Trotz sechs Runden ist „Deep Regrets“ erstaunlich flott. Mehr Personen erhöhen zwar die Spielzeit, jedoch selbst mit Grüblern am Tisch ist man nach 60 bis 90 Minuten durch. Der Spielablauf ist jedoch nicht sehr abwechslungsreich: Fisch lokalisieren, Würfel zahlen, Parameter aktualisieren – mehr steckt nicht unter der Haube. Das kann reichen, wenn man sich von der unglaublichen Optik und dem Material bezaubern lässt, kann aber auch zu Stirnrunzeln führen, wenn man auf mehr hofft.


  
Die Anleitung von „Deep Regrets“ ist erfreulich klar strukturiert. Nach einer halben Stunde kann man loslegen, und auch während der ersten Partie musste ich nur selten zurückblättern.
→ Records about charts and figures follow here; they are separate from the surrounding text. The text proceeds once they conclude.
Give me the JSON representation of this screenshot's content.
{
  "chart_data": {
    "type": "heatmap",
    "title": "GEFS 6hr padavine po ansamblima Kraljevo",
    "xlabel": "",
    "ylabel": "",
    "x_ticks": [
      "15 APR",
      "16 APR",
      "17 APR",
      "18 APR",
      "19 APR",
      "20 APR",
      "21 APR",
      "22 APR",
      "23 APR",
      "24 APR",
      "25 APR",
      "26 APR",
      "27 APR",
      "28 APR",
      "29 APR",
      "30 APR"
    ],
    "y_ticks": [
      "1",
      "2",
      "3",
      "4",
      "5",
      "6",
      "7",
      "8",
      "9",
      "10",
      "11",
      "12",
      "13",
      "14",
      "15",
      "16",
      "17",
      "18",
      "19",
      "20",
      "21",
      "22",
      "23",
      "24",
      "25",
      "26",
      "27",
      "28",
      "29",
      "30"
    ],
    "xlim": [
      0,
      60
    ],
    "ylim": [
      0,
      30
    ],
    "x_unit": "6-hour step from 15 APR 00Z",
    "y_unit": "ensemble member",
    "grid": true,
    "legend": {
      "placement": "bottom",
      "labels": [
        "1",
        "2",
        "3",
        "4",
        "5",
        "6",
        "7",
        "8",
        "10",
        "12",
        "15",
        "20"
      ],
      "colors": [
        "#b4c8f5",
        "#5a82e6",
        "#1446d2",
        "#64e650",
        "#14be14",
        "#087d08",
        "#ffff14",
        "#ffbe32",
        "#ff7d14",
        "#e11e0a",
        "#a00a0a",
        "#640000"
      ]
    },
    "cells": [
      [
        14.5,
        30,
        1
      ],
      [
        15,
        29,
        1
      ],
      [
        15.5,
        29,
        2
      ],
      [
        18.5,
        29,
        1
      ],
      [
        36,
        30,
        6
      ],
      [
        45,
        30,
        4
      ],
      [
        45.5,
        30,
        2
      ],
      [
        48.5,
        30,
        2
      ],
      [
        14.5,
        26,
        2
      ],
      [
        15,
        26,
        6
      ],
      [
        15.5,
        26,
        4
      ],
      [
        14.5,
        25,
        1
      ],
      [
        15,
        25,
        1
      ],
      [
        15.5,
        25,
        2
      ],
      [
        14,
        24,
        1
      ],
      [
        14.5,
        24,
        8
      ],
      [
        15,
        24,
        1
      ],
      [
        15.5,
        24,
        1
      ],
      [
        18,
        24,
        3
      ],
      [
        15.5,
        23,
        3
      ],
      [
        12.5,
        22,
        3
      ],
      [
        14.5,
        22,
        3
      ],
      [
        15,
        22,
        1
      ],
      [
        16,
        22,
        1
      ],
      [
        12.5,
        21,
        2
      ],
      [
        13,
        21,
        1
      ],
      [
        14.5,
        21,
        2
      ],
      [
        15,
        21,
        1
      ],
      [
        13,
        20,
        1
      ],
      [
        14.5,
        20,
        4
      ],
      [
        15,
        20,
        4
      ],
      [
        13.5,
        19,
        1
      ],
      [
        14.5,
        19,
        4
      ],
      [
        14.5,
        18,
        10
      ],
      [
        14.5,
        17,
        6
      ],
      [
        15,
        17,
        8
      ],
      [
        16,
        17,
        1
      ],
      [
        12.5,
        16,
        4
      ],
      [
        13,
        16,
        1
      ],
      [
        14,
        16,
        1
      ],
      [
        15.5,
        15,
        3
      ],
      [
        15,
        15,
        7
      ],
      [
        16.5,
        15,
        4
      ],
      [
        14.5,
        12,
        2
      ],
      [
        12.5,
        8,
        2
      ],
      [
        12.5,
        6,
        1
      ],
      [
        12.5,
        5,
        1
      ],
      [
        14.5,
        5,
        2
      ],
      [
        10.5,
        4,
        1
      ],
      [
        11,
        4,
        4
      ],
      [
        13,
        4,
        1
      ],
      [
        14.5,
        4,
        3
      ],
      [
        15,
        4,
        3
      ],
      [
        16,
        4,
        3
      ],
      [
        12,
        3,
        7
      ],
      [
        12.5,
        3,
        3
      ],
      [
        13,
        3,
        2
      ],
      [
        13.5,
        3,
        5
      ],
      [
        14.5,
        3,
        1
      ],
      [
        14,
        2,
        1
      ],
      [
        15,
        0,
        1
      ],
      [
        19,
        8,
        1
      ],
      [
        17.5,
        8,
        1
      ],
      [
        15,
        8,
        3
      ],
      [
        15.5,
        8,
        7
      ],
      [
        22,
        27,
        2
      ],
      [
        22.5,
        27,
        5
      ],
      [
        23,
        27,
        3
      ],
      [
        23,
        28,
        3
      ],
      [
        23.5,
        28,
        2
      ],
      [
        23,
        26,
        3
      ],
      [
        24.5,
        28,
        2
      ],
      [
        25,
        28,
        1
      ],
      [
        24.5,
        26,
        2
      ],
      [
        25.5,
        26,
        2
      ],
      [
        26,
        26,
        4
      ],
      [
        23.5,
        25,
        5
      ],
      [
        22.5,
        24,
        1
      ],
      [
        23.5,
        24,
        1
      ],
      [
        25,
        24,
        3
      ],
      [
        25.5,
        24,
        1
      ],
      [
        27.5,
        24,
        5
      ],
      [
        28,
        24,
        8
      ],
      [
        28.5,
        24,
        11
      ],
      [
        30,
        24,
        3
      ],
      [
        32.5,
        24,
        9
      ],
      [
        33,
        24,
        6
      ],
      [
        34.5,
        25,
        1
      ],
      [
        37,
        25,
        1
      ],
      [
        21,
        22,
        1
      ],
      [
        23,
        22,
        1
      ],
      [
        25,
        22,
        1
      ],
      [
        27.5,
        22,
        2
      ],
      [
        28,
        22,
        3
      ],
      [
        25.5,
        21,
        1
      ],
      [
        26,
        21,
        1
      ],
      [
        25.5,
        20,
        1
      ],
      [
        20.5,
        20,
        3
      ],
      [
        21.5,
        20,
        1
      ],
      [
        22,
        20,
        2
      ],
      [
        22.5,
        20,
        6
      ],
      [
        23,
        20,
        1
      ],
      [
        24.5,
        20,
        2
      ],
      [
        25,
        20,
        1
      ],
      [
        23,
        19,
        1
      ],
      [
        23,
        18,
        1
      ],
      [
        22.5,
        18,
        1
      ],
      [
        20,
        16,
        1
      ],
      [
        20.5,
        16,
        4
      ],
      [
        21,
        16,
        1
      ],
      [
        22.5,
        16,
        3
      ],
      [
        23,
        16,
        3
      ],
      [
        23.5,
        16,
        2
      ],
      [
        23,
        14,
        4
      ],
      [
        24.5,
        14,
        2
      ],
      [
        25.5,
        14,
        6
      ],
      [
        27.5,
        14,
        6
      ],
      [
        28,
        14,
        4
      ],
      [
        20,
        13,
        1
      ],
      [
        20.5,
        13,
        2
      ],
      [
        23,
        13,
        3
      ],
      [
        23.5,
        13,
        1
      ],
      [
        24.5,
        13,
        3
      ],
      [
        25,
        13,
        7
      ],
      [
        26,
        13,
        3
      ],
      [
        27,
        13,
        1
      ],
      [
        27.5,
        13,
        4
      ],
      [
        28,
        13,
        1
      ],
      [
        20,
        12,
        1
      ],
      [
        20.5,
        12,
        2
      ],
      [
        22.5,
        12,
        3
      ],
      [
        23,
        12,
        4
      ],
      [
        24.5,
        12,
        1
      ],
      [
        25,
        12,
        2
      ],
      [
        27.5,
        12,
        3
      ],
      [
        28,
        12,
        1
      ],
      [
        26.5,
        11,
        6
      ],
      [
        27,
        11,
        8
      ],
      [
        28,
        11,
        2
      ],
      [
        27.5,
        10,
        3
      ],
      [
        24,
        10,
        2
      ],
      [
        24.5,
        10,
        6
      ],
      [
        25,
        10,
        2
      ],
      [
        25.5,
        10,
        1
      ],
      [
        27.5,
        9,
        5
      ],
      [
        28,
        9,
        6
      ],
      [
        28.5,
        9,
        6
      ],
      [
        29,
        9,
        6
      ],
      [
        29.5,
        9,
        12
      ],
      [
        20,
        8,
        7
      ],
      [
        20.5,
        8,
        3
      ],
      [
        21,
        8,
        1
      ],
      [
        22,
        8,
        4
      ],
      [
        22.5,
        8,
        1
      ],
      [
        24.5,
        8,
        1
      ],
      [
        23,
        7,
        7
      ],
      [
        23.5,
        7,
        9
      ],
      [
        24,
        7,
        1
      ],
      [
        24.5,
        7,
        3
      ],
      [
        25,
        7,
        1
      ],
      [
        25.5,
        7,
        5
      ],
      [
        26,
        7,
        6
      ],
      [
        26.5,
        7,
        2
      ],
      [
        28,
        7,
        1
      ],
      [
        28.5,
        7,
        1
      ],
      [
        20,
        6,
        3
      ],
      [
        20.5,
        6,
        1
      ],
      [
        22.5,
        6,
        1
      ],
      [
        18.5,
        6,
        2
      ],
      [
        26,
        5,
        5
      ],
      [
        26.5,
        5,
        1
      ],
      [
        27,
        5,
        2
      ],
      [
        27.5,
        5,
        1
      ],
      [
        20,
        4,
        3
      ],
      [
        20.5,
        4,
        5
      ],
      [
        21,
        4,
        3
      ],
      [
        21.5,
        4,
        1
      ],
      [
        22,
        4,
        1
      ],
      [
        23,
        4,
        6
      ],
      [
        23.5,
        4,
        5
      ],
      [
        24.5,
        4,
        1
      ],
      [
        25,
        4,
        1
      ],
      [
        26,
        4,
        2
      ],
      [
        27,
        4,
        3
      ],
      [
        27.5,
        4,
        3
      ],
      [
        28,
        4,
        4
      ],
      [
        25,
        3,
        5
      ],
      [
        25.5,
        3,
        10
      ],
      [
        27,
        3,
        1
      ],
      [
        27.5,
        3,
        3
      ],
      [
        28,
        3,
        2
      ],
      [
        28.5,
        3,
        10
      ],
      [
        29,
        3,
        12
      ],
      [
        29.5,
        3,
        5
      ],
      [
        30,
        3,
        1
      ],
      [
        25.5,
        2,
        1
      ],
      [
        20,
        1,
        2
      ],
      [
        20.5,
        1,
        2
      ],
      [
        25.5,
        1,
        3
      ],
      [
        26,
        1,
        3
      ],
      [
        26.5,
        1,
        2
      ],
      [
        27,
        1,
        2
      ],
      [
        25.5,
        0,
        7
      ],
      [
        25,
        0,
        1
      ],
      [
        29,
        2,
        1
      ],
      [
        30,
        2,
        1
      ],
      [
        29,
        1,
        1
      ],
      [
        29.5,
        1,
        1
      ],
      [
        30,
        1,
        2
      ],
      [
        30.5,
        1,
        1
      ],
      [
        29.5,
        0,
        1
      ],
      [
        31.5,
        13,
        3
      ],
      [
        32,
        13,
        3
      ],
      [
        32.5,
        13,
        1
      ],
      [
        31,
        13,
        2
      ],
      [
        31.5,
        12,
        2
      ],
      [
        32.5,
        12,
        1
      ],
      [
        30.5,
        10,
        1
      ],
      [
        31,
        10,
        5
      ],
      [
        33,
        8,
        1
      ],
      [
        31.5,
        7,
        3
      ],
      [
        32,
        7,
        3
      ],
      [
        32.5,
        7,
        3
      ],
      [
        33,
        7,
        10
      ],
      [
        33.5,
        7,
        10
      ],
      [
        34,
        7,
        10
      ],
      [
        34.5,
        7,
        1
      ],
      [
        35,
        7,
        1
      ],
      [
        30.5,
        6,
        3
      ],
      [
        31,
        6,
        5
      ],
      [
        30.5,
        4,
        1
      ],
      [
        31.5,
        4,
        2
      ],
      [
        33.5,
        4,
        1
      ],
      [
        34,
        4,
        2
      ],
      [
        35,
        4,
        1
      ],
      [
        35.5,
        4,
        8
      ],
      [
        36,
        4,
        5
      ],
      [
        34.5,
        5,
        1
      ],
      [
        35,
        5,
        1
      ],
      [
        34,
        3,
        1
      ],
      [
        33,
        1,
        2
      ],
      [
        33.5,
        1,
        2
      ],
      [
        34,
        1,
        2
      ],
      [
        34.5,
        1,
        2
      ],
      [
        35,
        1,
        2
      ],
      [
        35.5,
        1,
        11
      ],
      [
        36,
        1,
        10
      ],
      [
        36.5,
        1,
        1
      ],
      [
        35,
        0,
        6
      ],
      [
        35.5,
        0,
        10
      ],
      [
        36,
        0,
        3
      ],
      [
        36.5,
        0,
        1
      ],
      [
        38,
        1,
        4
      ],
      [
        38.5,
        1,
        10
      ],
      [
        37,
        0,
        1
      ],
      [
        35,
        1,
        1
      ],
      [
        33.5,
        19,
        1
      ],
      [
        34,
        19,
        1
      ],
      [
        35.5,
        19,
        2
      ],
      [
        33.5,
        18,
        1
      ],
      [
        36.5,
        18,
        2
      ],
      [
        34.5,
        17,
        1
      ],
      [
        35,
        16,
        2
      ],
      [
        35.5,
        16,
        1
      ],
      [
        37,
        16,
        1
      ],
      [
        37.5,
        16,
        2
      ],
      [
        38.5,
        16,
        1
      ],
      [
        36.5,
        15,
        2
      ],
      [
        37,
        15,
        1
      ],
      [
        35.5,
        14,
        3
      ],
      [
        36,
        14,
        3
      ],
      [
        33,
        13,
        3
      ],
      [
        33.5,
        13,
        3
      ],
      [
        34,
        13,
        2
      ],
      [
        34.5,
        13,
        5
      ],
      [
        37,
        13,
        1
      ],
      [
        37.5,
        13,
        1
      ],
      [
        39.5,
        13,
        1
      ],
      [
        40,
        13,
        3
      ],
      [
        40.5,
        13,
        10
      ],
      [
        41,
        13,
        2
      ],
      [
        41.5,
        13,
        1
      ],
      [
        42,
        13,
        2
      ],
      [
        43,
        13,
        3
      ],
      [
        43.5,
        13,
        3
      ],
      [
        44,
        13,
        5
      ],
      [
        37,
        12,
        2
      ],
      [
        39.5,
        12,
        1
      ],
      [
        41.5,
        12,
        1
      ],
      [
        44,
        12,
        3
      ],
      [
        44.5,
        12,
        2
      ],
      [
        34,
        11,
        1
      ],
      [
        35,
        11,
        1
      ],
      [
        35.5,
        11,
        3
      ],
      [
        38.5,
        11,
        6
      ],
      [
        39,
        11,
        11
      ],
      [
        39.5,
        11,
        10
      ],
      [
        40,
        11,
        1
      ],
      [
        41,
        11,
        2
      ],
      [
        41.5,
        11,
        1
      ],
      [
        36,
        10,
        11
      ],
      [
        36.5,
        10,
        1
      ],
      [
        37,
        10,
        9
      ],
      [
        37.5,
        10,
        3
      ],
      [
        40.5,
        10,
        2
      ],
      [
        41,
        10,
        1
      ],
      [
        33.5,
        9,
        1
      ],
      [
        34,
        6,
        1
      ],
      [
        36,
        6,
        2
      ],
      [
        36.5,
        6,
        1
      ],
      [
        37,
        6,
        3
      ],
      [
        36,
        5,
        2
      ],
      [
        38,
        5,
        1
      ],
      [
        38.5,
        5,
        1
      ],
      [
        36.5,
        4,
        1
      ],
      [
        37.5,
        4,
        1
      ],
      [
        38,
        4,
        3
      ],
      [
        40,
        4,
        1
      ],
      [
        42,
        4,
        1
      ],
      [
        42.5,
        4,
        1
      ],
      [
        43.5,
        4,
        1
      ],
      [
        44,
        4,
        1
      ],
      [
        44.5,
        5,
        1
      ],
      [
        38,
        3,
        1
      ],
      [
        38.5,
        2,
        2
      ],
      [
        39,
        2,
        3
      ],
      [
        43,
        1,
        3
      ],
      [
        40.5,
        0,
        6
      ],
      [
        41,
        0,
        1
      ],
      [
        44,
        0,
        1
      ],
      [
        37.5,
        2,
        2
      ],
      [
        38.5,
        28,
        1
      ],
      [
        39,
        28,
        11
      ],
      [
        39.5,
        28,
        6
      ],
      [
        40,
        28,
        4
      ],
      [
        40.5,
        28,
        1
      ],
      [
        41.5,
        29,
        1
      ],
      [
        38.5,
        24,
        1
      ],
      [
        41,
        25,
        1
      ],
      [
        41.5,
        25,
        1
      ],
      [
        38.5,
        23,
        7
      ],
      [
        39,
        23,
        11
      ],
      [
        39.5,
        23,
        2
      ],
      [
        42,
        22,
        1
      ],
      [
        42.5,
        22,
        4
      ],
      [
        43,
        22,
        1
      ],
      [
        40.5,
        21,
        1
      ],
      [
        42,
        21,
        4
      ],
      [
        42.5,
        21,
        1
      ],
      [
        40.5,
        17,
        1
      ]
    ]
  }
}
Besonders gelungen finde ich die vielen Beispiele, die typische Spielsituationen anschaulich machen. Die Regeln selbst sind logisch, greifen ineinander und vermitteln das Gefühl, dass man tatsächlich zwischen Risiko und Vernunft balanciert – genau wie das Thema es verspricht. Dabei pendelt sich „Deep Regrets“ meiner Meinung nach sehr gut zwischen gehobenem Familienspiel und Kennerspiel aus. Regeln für ein Solospiel-Erlebnis sind auch beinhaltet.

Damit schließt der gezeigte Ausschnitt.